Last Updated: June 19 2012
Article by Nadine Landry

In April 2011, regulatory changes that significantly alter the Temporary Foreign Worker Program came into force. Each employer hiring foreign workers is subject to these changes and must since abide by the new standards.

The growing importance of this workforce on the labour market and the vulnerability of some of these workers have led to the amendments. To make sure that the competent authorities have the means to protect the integrity of the Temporary Foreign Worker Program and thus ensure that employers do not commit abuse, the regulatory changes include a new step in the work permit issuance process: the assessment of the genuineness of the job offer.

Unless he benefits from an exemption, the employer who wants to hire a foreign national must first obtain a labour market opinion (LMO). Even though technically the assessment of the genuineness of the job offer occurs when the work permit application is submitted, the officer's decision is based upon the opinion of the department of Human Resources and Skills Development Canada (Service Canada). It is therefore the LMO application processed by Service Canada that will most of the time trigger a more thorough verification by the authorities.

When assessing the genuineness of the job offer, the authorities make sure, among other things, that the employer has complied with the federal and provincial laws that regulate employment, or the recruiting of employees, in the province where the foreign national will be employed. Employers who have been sanctioned for certain offences regarding occupational health and safety, labour standards or infringement of rights and freedoms, among others, may be deemed ineligible to hire foreign nationals, even if that offence is not related to a foreign worker.

It is important to point out that this restriction also applies to a recruiter acting on behalf of the employer. The use of third party recruiters with regards to foreign workers is increasingly common. Considering that a past violation by the recruiter could result in a work permit denial, one needs to be cautious when choosing a recruiter and should provide for a verification and compensation mechanism.

In addition, before issuing a work permit, the authorities will verify if the employer, during the two years prior to filing the application, has complied with the working conditions (including wages and occupation) set out in the job offer to the foreign nationals he employs. The verification powers of the authorities in this respect apply to all foreign nationals employed and not only to those for whom he has obtained a LMO. Consequently, any change in the working conditions during the validity of the work permit should be brought to the attention of the Canadian authorities before coming into force. If not, the employer faces sanctions, even if the new working conditions are more advantageous to the foreign worker. These sanctions include a two-year prohibition from hiring temporary foreign workers and the publication of the name of the non-compliant employer on the Citizenship and Immigration Canada website.
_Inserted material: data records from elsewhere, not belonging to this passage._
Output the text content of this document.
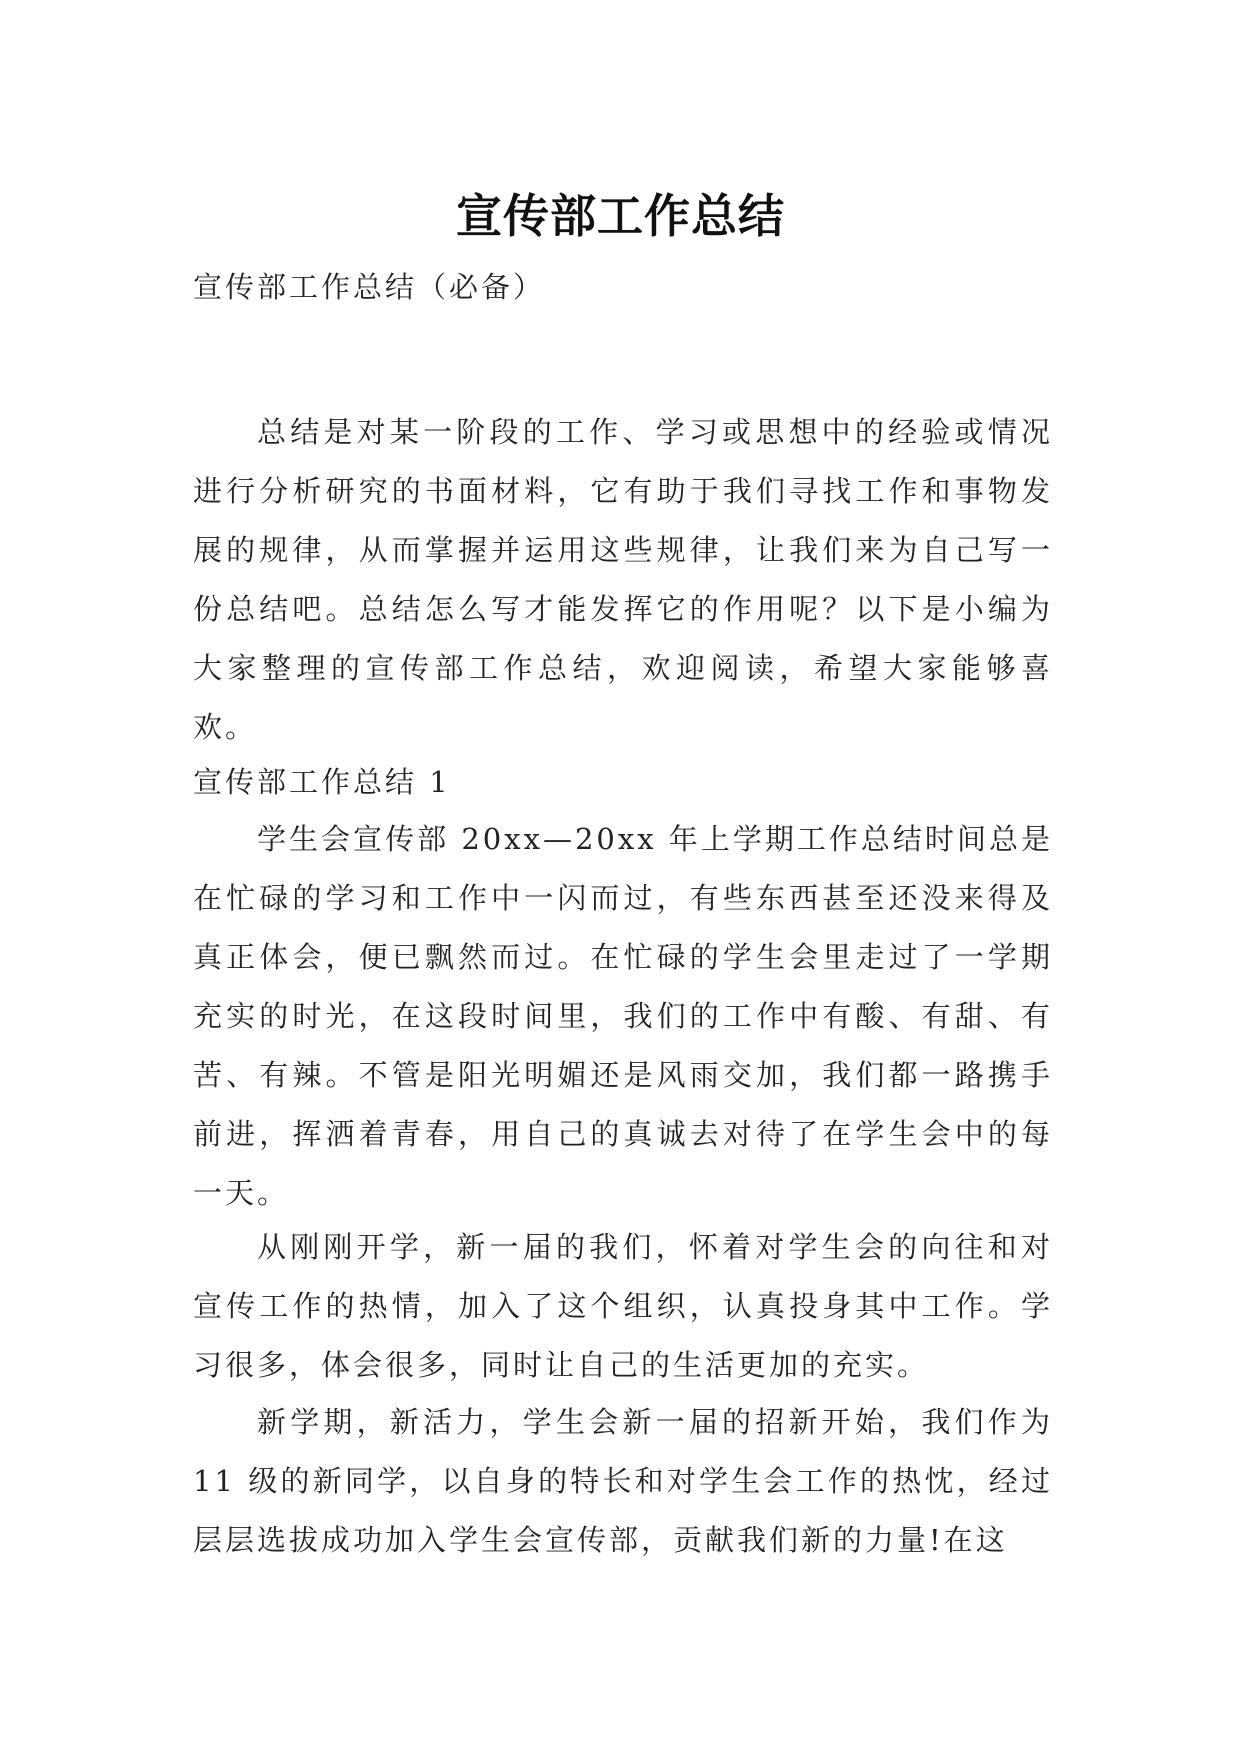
宣传部工作总结

宣传部工作总结（必备）

总结是对某一阶段的工作、学习或思想中的经验或情况进行分析研究的书面材料，它有助于我们寻找工作和事物发展的规律，从而掌握并运用这些规律，让我们来为自己写一份总结吧。总结怎么写才能发挥它的作用呢？以下是小编为大家整理的宣传部工作总结，欢迎阅读，希望大家能够喜欢。

宣传部工作总结 1

学生会宣传部 20xx—20xx 年上学期工作总结时间总是在忙碌的学习和工作中一闪而过，有些东西甚至还没来得及真正体会，便已飘然而过。在忙碌的学生会里走过了一学期充实的时光，在这段时间里，我们的工作中有酸、有甜、有苦、有辣。不管是阳光明媚还是风雨交加，我们都一路携手前进，挥洒着青春，用自己的真诚去对待了在学生会中的每一天。

从刚刚开学，新一届的我们，怀着对学生会的向往和对宣传工作的热情，加入了这个组织，认真投身其中工作。学习很多，体会很多，同时让自己的生活更加的充实。

新学期，新活力，学生会新一届的招新开始，我们作为 11 级的新同学，以自身的特长和对学生会工作的热忱，经过层层选拔成功加入学生会宣传部，贡献我们新的力量!在这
To this end, a possible preventive approach could be to include, in any job offer made to a potential foreign worker, a provision providing that working conditions can be modified from time to time, including based on an employee's job performance. This way, it would be possible to make wage adjustments and other changes considered to be common practice. The wording of such a provision should be carefully drafted.

The employer targeted by a verification or an inquiry conducted by federal authorities will be required to prove, with proper supporting documents, that he has complied with his commitments to foreign workers he hired and that all representations to competent authorities with respect to LMO applications and work permits are truthful.

A record should be kept for every foreign worker. In addition to a copy of a valid work permit, this record should include the documentation submitted to the authorities and proof of a thorough follow-up regarding compliance with working conditions. A cautious employer will keep a copy of all notices and communications forwarded to the authorities in order to demonstrate, in the event of a verification, that he has complied with the requirements of the Temporary Foreign Worker Program.

To sum up, each employer using foreign workers must establish and maintain internal processes for verification and tracking, to be ready in the event of an inquiry conducted by the authorities or when making representations to the authorities with regards to a work permit or LMO application. In order to hire a foreign worker, an employer must now have clean hands, keep them clean and be able to prove it.

The content of this article is intended to provide a general guide to the subject matter. Specialist advice should be sought about your specific circumstances.